Она, кажется, точно знает, чего я хочу, потому что обхватывает свою грудь и дразнит свои соски для меня. Ее смех низкий и грязный, когда она скользит рукой вниз по животу, под трусики спереди.
— Я не говорил, что ты можешь трогать свою киску.
— Но ты же и не сказал, что не могу, — дерзко отвечает она. Этот ее гребаный рот чертовски горяч.
— Тащи сюда свою сексуальную задницу.
Она поворачивается, позволяя мне заснять ее задницу, прежде чем делает медленные, осторожные шаги в мою сторону. Я так чертовски тверд, что мой член торчит из трусов, приветственно выглядывая из-за резинки.
— На колени, — командую я, когда она подходит ко мне. Афина наклоняется, толкая свои сиськи мне в лицо, кладет руки на мои ноги, чтобы опуститься на пол с грацией кошки.
Она поднимает свои бесстрашные голубые глаза и медленно проводит языком по нижней губе, глядя прямо в камеру.
— Ты просто великолепна.
Очень жаль, что у меня нет стыда. Грязные, развратные вещи, которые я хочу сделать с этой девушкой, неправильны — но это ее игра, и я ни за что не стану пасовать.

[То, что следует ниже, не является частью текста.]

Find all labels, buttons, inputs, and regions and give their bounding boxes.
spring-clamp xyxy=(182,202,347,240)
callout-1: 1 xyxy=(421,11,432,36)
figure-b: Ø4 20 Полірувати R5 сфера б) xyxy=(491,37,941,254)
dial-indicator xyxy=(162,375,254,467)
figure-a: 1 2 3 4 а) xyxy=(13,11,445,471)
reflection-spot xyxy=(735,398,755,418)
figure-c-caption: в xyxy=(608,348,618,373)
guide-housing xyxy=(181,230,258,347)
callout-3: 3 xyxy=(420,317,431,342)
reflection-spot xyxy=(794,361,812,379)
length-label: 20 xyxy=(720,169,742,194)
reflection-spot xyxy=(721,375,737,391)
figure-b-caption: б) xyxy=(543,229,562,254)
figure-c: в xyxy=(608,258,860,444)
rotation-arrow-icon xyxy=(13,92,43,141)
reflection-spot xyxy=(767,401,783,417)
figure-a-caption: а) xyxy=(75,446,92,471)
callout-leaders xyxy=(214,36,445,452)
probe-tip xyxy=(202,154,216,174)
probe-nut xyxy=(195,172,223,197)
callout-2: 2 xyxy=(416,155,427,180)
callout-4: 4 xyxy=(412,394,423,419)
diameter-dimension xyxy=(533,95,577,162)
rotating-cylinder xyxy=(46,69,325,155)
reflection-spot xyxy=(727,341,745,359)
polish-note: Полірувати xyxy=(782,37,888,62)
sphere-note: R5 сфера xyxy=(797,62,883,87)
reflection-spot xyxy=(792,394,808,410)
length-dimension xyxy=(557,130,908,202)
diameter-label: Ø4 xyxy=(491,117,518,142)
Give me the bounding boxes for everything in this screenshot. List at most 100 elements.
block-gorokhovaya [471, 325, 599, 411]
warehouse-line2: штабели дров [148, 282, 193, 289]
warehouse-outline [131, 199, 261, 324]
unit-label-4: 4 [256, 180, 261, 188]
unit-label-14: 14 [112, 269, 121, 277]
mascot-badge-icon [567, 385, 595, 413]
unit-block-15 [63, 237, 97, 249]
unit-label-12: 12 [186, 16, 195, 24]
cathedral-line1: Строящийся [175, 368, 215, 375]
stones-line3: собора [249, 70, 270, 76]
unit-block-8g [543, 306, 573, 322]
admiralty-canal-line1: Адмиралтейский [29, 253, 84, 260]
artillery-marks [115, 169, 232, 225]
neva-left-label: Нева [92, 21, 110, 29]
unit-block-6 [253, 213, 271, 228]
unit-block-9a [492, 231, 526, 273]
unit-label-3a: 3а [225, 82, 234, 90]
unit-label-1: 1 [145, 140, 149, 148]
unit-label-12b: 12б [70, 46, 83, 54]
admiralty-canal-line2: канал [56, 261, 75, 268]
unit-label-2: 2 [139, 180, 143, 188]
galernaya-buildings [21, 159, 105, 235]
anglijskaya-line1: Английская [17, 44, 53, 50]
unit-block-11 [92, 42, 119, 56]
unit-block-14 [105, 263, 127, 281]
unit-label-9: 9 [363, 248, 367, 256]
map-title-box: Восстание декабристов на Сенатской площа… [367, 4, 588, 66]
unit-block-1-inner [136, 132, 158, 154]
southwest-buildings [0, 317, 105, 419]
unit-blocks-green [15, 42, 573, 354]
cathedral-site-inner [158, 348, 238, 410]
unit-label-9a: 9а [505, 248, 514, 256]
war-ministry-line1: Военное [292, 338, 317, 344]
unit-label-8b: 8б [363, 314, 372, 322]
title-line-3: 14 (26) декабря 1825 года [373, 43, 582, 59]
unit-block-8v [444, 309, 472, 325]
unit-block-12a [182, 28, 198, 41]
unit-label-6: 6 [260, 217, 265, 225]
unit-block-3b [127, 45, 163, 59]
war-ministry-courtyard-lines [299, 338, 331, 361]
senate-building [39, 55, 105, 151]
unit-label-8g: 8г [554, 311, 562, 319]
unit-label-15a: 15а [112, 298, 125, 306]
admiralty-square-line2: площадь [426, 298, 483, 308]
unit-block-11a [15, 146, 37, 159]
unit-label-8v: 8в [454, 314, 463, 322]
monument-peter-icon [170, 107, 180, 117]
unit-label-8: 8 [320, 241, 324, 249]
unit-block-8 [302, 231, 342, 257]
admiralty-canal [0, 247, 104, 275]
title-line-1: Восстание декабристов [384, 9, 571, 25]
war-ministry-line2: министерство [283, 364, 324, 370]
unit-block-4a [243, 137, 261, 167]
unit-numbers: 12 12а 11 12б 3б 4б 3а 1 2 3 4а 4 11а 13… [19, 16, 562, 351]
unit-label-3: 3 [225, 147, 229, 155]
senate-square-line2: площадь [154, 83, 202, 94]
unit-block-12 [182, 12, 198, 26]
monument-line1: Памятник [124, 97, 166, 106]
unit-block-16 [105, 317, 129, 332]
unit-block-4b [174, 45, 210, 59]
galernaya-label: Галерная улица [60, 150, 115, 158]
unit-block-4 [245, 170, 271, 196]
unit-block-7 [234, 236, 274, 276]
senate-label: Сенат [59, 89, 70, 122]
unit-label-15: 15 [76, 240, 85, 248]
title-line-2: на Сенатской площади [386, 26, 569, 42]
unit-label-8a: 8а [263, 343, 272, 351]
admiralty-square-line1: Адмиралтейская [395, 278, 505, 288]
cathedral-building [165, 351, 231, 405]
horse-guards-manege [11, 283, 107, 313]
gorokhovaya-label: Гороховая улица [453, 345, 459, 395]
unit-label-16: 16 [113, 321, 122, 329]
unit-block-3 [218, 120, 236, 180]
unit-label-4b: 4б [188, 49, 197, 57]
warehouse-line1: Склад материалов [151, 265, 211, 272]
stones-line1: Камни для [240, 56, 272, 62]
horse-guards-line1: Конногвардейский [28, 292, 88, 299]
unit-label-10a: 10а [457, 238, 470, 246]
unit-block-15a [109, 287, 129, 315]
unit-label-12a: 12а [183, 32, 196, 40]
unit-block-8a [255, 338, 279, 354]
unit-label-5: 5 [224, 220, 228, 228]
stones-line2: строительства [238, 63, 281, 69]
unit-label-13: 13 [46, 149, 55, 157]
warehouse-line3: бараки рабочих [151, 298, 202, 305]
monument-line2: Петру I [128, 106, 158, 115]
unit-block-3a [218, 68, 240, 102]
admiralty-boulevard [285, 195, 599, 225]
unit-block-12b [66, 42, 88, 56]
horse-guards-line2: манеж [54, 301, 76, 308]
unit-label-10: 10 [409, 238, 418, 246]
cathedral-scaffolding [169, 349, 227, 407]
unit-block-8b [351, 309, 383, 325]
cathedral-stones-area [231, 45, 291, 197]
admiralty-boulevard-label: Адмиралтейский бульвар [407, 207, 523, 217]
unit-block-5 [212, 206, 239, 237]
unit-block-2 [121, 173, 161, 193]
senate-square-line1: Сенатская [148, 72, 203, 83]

— Скажи мне, чего ты хочешь, Ромео — говорит она своим сексуальным голоском.
Я сдерживаю смешок. В кого я превращаюсь, черт возьми, рядом с этой девушкой? Наверняка в кого-то, кто не имеет яиц, чтобы руководить мотоклубом. В кого-то, кто смеется.
— Освободи мой член.
Она принимается за работу, пока я направляю камеру на ее руки, когда она пальцами ныряет в мои трусы. Блядь. Я приподнимаюсь, чтобы она могла снять их с моих ног и отбросить прочь.
— Обхвати меня своей рукой.
Теплыми пальцами Афина гладит мой член вверх и вниз, и наклоняет голову вперед.
— Ты хочешь, чтобы мой рот был на тебе? — спрашивает она.
Она не ждет ответа. Нет, Афина крутит языком вокруг головки моего члена, взрывая мой мозг. Я кладу одну руку ей на спину, а другой держу камеру над ней. Мое прикосновение легкое, хоть я боюсь, что сорвусь и сделаю ей больно. Заставлю ее опустить голову, пока ее нос не коснется моего паха.
Закончив дразнить, Афина опускает голову и заглатывает мой член одним глубоким глотком. Блядь. Ее губы вокруг меня, вид впалых щек, пока она сосет меня — я снимаю все это на камеру, прежде чем влажный обжигающий жар ударяет мне в голову, и мне приходится опустить устройство.